Voulant réaliser une mosquée écologique, le CMM souhaite que le minaret puisse récupérer les eaux de pluie. « On sait que ça peut être mal vu, comme les coupoles, qui sont des éléments typiques de l’architecture islamique. » Pour limiter la gêne aux personnes du quartier, le CMM réfléchit à faire un appel à la prière lumineux avec une petite lumière LED.
Karim Hadj le sait, ce projet peut faire réagir même si, pour l’heure, aucun retour n’a été reçu en dehors de la communauté musulmane. « On comprendrait qu’il y ait des craintes par rapport à la visibilité, c’est légitime. On ne veut froisser personne et on travaille avec la mairie sur un projet interreligieux. Nous sommes musulmans, mais aussi Meldois. Il faut casser les barrières ! On envisage même de faire une journée portes ouvertes à la fin des travaux pour la population. On est là pour briser les préjugés » réagit le secrétaire du CMM, anticipant les différentes réactions des habitants de Meaux.
Un projet qui repose sur les dons
Alors, quand sera construite cette nouvelle mosquée ? Combien de temps durera le chantier ? Des questions qui restent aujourd’hui sans réponse précise. « On espère commencer à raser le bâtiment actuel au dernier trimestre 2026 », indique Karim Hadj.
Car la construction d’une mosquée, un chantier privé, peut prendre de très longues années. En effet, son financement repose en majorité sur des dons. Les fonds nécessaires affluent donc au fur et à mesure. À ce jour, le CMM aurait environ 700 000 € de trésorerie. Il attend encore le remboursement de l’assurance pour peut-être atteindre la barre des 2 millions d’euros nécessaires pour entamer les travaux.

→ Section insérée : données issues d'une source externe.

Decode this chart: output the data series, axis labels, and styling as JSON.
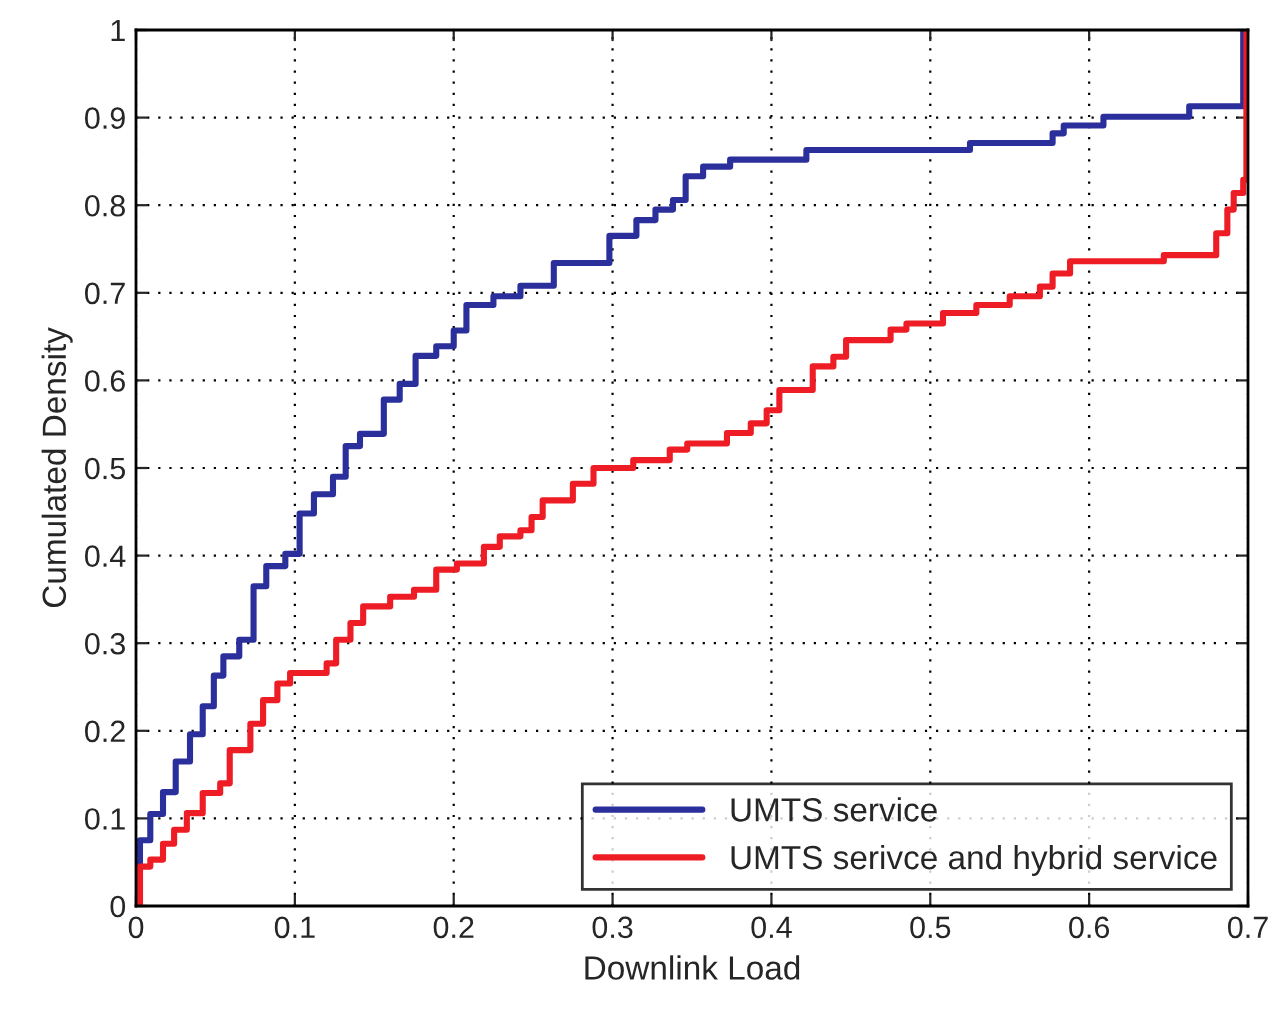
{
  "chart_data": {
    "type": "step",
    "xlabel": "Downlink Load",
    "ylabel": "Cumulated Density",
    "xlim": [
      0,
      0.7
    ],
    "ylim": [
      0,
      1
    ],
    "xticks": [
      0,
      0.1,
      0.2,
      0.3,
      0.4,
      0.5,
      0.6,
      0.7
    ],
    "yticks": [
      0,
      0.1,
      0.2,
      0.3,
      0.4,
      0.5,
      0.6,
      0.7,
      0.8,
      0.9,
      1
    ],
    "grid": true,
    "legend": "bottom right",
    "line_style": "solid",
    "marker": "none",
    "series": [
      {
        "name": "UMTS service",
        "color": "#2b2f9c",
        "x": [
          0,
          0.0025,
          0.009,
          0.017,
          0.025,
          0.034,
          0.042,
          0.049,
          0.055,
          0.065,
          0.074,
          0.082,
          0.094,
          0.103,
          0.112,
          0.124,
          0.132,
          0.141,
          0.156,
          0.166,
          0.176,
          0.189,
          0.2,
          0.208,
          0.225,
          0.242,
          0.263,
          0.298,
          0.315,
          0.327,
          0.338,
          0.346,
          0.357,
          0.374,
          0.422,
          0.525,
          0.577,
          0.584,
          0.609,
          0.663,
          0.697,
          0.7
        ],
        "values": [
          0,
          0.075,
          0.105,
          0.13,
          0.165,
          0.196,
          0.228,
          0.263,
          0.285,
          0.304,
          0.365,
          0.388,
          0.402,
          0.448,
          0.47,
          0.49,
          0.525,
          0.539,
          0.578,
          0.596,
          0.628,
          0.639,
          0.657,
          0.686,
          0.696,
          0.708,
          0.734,
          0.765,
          0.783,
          0.795,
          0.806,
          0.833,
          0.844,
          0.852,
          0.863,
          0.871,
          0.882,
          0.891,
          0.901,
          0.913,
          1,
          1
        ]
      },
      {
        "name": "UMTS serivce and hybrid service",
        "color": "#ee1c25",
        "x": [
          0,
          0.0025,
          0.009,
          0.017,
          0.024,
          0.032,
          0.042,
          0.053,
          0.059,
          0.072,
          0.08,
          0.089,
          0.097,
          0.12,
          0.126,
          0.135,
          0.143,
          0.16,
          0.175,
          0.189,
          0.202,
          0.219,
          0.229,
          0.242,
          0.249,
          0.256,
          0.275,
          0.288,
          0.313,
          0.336,
          0.347,
          0.372,
          0.387,
          0.397,
          0.405,
          0.426,
          0.439,
          0.447,
          0.475,
          0.485,
          0.508,
          0.529,
          0.55,
          0.569,
          0.577,
          0.588,
          0.647,
          0.68,
          0.687,
          0.691,
          0.697,
          0.699,
          0.7
        ],
        "values": [
          0,
          0.045,
          0.053,
          0.071,
          0.087,
          0.106,
          0.129,
          0.14,
          0.178,
          0.208,
          0.235,
          0.254,
          0.266,
          0.277,
          0.304,
          0.323,
          0.342,
          0.353,
          0.361,
          0.384,
          0.391,
          0.41,
          0.422,
          0.429,
          0.444,
          0.463,
          0.482,
          0.5,
          0.509,
          0.521,
          0.528,
          0.54,
          0.551,
          0.566,
          0.589,
          0.616,
          0.627,
          0.646,
          0.658,
          0.665,
          0.677,
          0.686,
          0.696,
          0.707,
          0.722,
          0.736,
          0.743,
          0.768,
          0.795,
          0.814,
          0.829,
          1,
          1
        ]
      }
    ]
  }
}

« On fait aussi partie du Conseil Départemental du Culte Musulman de la Seine-et-Marne, qui permet de mutualiser les collectes réalisées auprès des fidèles. Cela aide à financer les projets de chacun. » De son côté, le CMM continue régulièrement à faire des appels aux dons, et réfléchit déjà au moyen d’accueillir les musulmans de Beauval pendant le chantier.